Les problèmes sont connus, notamment le financement, exacerbé par la réduction des aides des États-Unis et du Royaume-Uni l’année dernière. Par exemple, pour le test VIH, des choix budgétaires s’imposent. Organiser cette réunion permet de rappeler que l’inaction a un coût : trois pays africains ont perdu 10 millions de dollars en productivité économique due au cancer entre 2017 et 2023.
Quels types de partenariats peuvent-ils être effectués ?
Nous travaillons sur des partenariats public-privé, comme en Tunisie l’année dernière avec le ministère de la Santé pour digitaliser le parcours patient en sclérose en plaques, incluant télémédecine et téléconsultations.
Ces partenariats sont-ils limités à la Tunisie, ou applicables ailleurs en Afrique ?
Nous avons des partenariats par pays, comme en Côte d’Ivoire depuis 10 ans, pour renforcer la prise en charge du cancer, avec co-investissement et prix pérennes sur nos médicaments. Les leçons apprises pourraient s’étendre, mais copier-coller est dur car les États africains diffèrent. Il faut un cadre juridique clair, comme dans d’autres secteurs économiques, et des débats avec les journalistes pour des recommandations continentales.
L’IA va-t-elle remplacer les médecins, ou y a-t-il complémentarité ?
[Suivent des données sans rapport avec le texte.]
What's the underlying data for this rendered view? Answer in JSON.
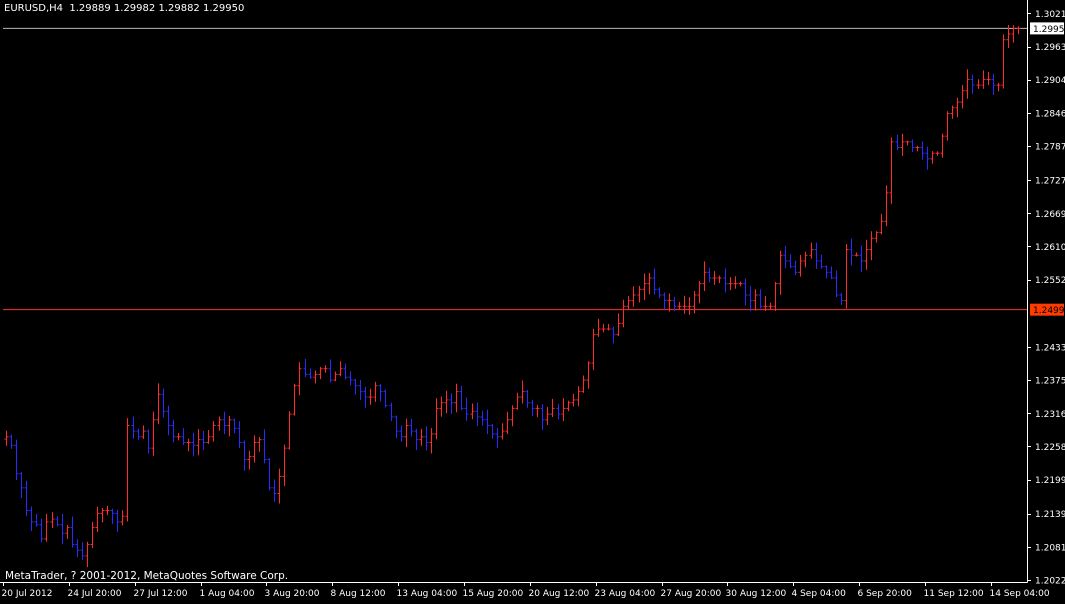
{
  "header": {
    "symbol": "EURUSD,H4",
    "ohlc": "1.29889 1.29982 1.29882 1.29950"
  },
  "copyright": "MetaTrader, ? 2001-2012, MetaQuotes Software Corp.",
  "colors": {
    "background": "#000000",
    "axis": "#ffffff",
    "bull": "#ff2a2a",
    "bear": "#2a2aff",
    "bid_line": "#b8b8b8",
    "horizontal_line": "#ff3030",
    "horizontal_label_bg": "#ff3b00",
    "bid_label_bg": "#ffffff"
  },
  "chart_data": {
    "type": "bar",
    "title": "EURUSD,H4",
    "x_tick_labels": [
      "20 Jul 2012",
      "24 Jul 20:00",
      "27 Jul 12:00",
      "1 Aug 04:00",
      "3 Aug 20:00",
      "8 Aug 12:00",
      "13 Aug 04:00",
      "15 Aug 20:00",
      "20 Aug 12:00",
      "23 Aug 04:00",
      "27 Aug 20:00",
      "30 Aug 12:00",
      "4 Sep 04:00",
      "6 Sep 20:00",
      "11 Sep 12:00",
      "14 Sep 04:00"
    ],
    "y_tick_labels": [
      "1.30215",
      "1.29630",
      "1.29045",
      "1.28460",
      "1.27875",
      "1.27275",
      "1.26690",
      "1.26105",
      "1.25520",
      "1.24335",
      "1.23750",
      "1.23165",
      "1.22580",
      "1.21995",
      "1.21395",
      "1.20810",
      "1.20225"
    ],
    "ylim": [
      1.2019,
      1.3038
    ],
    "bid_price": "1.29950",
    "horizontal_line_price": "1.24991",
    "grid": false,
    "price_path": [
      [
        1.2275,
        1.226,
        1.221,
        1.2185,
        1.2145,
        1.2125,
        1.212,
        1.2095,
        1.2125,
        1.213,
        1.212,
        1.2105,
        1.2115,
        1.2085,
        1.2075,
        1.2065
      ],
      [
        1.2085,
        1.2115,
        1.214,
        1.2145,
        1.2145,
        1.214,
        1.2125,
        1.2135,
        1.2295,
        1.2285,
        1.2275,
        1.2285,
        1.2255,
        1.2305,
        1.235,
        1.232
      ],
      [
        1.2295,
        1.2275,
        1.2275,
        1.2265,
        1.2265,
        1.226,
        1.227,
        1.2265,
        1.2275,
        1.2295,
        1.2305,
        1.2295,
        1.2305,
        1.229,
        1.2265,
        1.2235
      ],
      [
        1.224,
        1.2265,
        1.227,
        1.2235,
        1.2185,
        1.2175,
        1.2205,
        1.2255,
        1.2315,
        1.2365,
        1.2395,
        1.2385,
        1.238,
        1.2385,
        1.2395,
        1.2395
      ],
      [
        1.2375,
        1.2385,
        1.2395,
        1.238,
        1.2375,
        1.2365,
        1.2355,
        1.2345,
        1.2345,
        1.2365,
        1.2355,
        1.233,
        1.231,
        1.2285,
        1.2275,
        1.2295
      ],
      [
        1.2285,
        1.227,
        1.2275,
        1.2265,
        1.228,
        1.2325,
        1.2335,
        1.234,
        1.2335,
        1.2355,
        1.2325,
        1.2315,
        1.232,
        1.231,
        1.2305,
        1.2295
      ],
      [
        1.228,
        1.2275,
        1.2285,
        1.2305,
        1.2325,
        1.2345,
        1.2355,
        1.2335,
        1.2325,
        1.2325,
        1.2305,
        1.2315,
        1.2325,
        1.2315,
        1.2325,
        1.2335
      ],
      [
        1.234,
        1.2355,
        1.2375,
        1.2405,
        1.2455,
        1.2465,
        1.2465,
        1.2465,
        1.2455,
        1.2475,
        1.2505,
        1.2515,
        1.2525,
        1.2535,
        1.2545,
        1.2555
      ],
      [
        1.2535,
        1.2525,
        1.2515,
        1.2515,
        1.2505,
        1.2505,
        1.2505,
        1.2505,
        1.2525,
        1.2545,
        1.2565,
        1.2555,
        1.2555,
        1.2555,
        1.2545,
        1.2545
      ],
      [
        1.2545,
        1.2545,
        1.2525,
        1.2515,
        1.2525,
        1.2505,
        1.2505,
        1.2505,
        1.2545,
        1.2595,
        1.2585,
        1.2575,
        1.2565,
        1.2585,
        1.2595,
        1.2605
      ],
      [
        1.2585,
        1.2575,
        1.2565,
        1.2555,
        1.2525,
        1.2515,
        1.2605,
        1.2595,
        1.2595,
        1.2585,
        1.2605,
        1.2625,
        1.2635,
        1.2655,
        1.2705,
        1.2795
      ],
      [
        1.2785,
        1.2795,
        1.2795,
        1.2785,
        1.2785,
        1.2775,
        1.2765,
        1.2775,
        1.2775,
        1.2805,
        1.2845,
        1.2855,
        1.2865,
        1.2885,
        1.2905,
        1.2895
      ],
      [
        1.2895,
        1.2905,
        1.2905,
        1.2895,
        1.2895,
        1.2975,
        1.2985,
        1.2995,
        1.2995
      ]
    ]
  }
}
L’IA n’évincera pas le médecin, mais automatisera ses tâches inutiles pour lui, comme le « task shifting » en oncologie où des infirmiers prennent en charge des actes simples. Exemples : transcription vocale des notes, résumé de dossiers patients ou pré-questions au patient, libérant du temps pour plus de consultations. L’humain se concentre sur ce qu’il seul peut faire, et les médecins doivent apprendre à « prompter » l’IA efficacement.
Où en est l’Afrique en matière d’innovation et de recherche ? Y a-t-il des investissements internationaux ?
Suivez l’Africa Genomic Programme en cours. Chez Roche, nous bâtissons un écosystème local de R&D, convaincu qu’il émergera en 10-15 ans grâce à la formation de scientifiques africains, la pression démographique et l’IA qui démocratise l’accès à la connaissance (synthèse de molécules en 4 semaines vs. un an). En Tunisie, il existe déjà un partenariat avec le ministère de la Santé et l’Institut Pasteur pour la recherche génomique.